Despite the high rates of adolescent pregnancies, the utilization of modern contraceptives is still low among adolescents in Uganda which highlights a missed opportunity for the prevention of unwanted pregnancies among adolescents. We explored the perception of parents and guardians regarding the use of modern contraceptives by adolescents and the roles parents and guardians play in the use of modern contraceptives by the adolescents. A descriptive qualitative study was conducted in one of the suburbs of Arua city in the West Nile subregion in Uganda. Fifteen (15) in-depth interviews were conducted with parents and or guardians to explore their perceptions and roles regarding the use of modern contraceptives by adolescents.
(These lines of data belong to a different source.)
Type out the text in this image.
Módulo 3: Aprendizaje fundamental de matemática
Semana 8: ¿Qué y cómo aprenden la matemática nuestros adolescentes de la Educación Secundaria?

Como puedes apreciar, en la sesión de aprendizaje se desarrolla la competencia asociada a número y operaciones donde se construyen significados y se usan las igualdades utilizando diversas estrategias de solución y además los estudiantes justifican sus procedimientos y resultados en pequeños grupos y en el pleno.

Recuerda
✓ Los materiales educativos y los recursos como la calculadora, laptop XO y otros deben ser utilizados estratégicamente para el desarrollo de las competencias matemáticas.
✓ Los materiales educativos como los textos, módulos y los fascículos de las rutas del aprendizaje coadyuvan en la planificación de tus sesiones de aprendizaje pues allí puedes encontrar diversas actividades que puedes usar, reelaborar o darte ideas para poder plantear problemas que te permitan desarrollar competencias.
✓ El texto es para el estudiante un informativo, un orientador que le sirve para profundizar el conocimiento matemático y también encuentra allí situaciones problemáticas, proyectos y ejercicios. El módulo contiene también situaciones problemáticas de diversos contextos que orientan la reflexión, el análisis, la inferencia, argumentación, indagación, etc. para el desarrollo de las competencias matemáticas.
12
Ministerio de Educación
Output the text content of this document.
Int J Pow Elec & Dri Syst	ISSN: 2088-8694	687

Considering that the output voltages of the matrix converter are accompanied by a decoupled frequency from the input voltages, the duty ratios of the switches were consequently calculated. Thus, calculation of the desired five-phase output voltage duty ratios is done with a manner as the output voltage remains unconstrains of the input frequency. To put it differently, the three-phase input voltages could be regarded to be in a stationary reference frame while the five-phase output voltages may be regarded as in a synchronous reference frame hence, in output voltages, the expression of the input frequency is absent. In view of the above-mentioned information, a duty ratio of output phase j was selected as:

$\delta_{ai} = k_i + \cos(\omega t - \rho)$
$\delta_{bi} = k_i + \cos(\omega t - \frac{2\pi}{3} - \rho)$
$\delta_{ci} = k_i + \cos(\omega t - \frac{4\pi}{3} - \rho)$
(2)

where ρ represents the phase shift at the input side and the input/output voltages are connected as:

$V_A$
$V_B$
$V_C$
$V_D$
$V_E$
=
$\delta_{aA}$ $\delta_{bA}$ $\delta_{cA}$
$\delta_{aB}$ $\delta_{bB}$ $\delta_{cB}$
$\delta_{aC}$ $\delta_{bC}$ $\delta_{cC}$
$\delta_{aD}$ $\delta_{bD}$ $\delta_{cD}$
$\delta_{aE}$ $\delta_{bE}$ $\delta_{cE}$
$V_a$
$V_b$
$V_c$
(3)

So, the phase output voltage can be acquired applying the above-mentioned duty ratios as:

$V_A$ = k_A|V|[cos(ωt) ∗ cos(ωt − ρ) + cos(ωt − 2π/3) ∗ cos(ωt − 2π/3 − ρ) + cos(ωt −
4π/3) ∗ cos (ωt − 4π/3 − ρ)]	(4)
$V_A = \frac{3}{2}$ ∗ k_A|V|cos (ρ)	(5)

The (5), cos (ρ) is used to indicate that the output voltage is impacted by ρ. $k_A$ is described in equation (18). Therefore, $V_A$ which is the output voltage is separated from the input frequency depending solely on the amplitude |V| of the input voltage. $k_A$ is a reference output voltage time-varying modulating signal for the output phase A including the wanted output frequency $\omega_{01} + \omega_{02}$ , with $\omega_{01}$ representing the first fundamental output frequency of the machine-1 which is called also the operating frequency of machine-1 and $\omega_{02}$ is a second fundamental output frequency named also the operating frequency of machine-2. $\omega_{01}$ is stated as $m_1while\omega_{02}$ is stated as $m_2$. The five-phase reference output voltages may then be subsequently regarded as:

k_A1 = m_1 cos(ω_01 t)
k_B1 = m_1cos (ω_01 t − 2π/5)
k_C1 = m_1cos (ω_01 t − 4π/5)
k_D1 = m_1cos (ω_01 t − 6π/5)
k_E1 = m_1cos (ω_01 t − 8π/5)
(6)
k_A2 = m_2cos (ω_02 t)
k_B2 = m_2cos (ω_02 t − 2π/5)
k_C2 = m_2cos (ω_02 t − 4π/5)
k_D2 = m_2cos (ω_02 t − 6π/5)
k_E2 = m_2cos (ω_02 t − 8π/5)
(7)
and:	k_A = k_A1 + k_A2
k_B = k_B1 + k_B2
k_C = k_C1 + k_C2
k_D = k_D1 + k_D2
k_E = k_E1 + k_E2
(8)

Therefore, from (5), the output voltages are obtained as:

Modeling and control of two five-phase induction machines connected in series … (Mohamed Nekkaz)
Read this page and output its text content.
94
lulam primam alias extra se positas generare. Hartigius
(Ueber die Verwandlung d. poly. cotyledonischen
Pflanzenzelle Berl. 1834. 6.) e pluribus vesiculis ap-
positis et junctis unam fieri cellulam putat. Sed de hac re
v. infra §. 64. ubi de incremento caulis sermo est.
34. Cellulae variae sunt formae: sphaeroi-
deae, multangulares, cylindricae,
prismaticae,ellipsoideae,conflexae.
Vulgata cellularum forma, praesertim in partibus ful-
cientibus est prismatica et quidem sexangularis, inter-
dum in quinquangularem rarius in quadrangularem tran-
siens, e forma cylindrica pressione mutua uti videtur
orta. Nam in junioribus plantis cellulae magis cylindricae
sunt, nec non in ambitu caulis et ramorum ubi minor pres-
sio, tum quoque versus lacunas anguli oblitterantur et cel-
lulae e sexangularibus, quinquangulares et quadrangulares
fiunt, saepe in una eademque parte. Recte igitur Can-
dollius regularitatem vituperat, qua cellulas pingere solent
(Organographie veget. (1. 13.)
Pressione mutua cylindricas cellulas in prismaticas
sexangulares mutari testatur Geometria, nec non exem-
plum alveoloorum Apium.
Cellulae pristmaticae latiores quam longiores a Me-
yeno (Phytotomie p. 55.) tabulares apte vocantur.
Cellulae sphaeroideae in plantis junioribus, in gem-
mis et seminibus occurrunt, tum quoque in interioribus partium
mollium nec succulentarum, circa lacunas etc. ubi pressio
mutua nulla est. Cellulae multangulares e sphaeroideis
Thematic analysis was used in qualitative data analysis. Parents did not support adolescents’ use of modern contraceptives. Lack of parental support was related to perceptions that modern contraceptives promote sexual promiscuity, fear that it causes infertility and that it is incompatible with cultural, religious, and moral norms. Parents and guardians opted to emphasize the importance of abstinence, conformity with cultural and religious norms, and the need to focus on completing school instead of encouraging the use of modern contraceptives. Few parents and guardians supported the use of modern contraceptives, specifically condoms, to prevent unwanted pregnancy by the adolescents and parents/guardians, sexually transmitted infections, and early school dropouts. Parents and guardians expressed feelings of inadequacy related to discussions on contraception use with their adolescent children and therefore avoided talking about it. Our study reveals a lack of parental support regarding the use of modern contraceptives among adolescents. Public health interventions which promote intergenerational, socioculturally, and religiously appropriate communication should be instituted in the communities in order to promote sustainable adoption of modern contraceptive use among adolescents.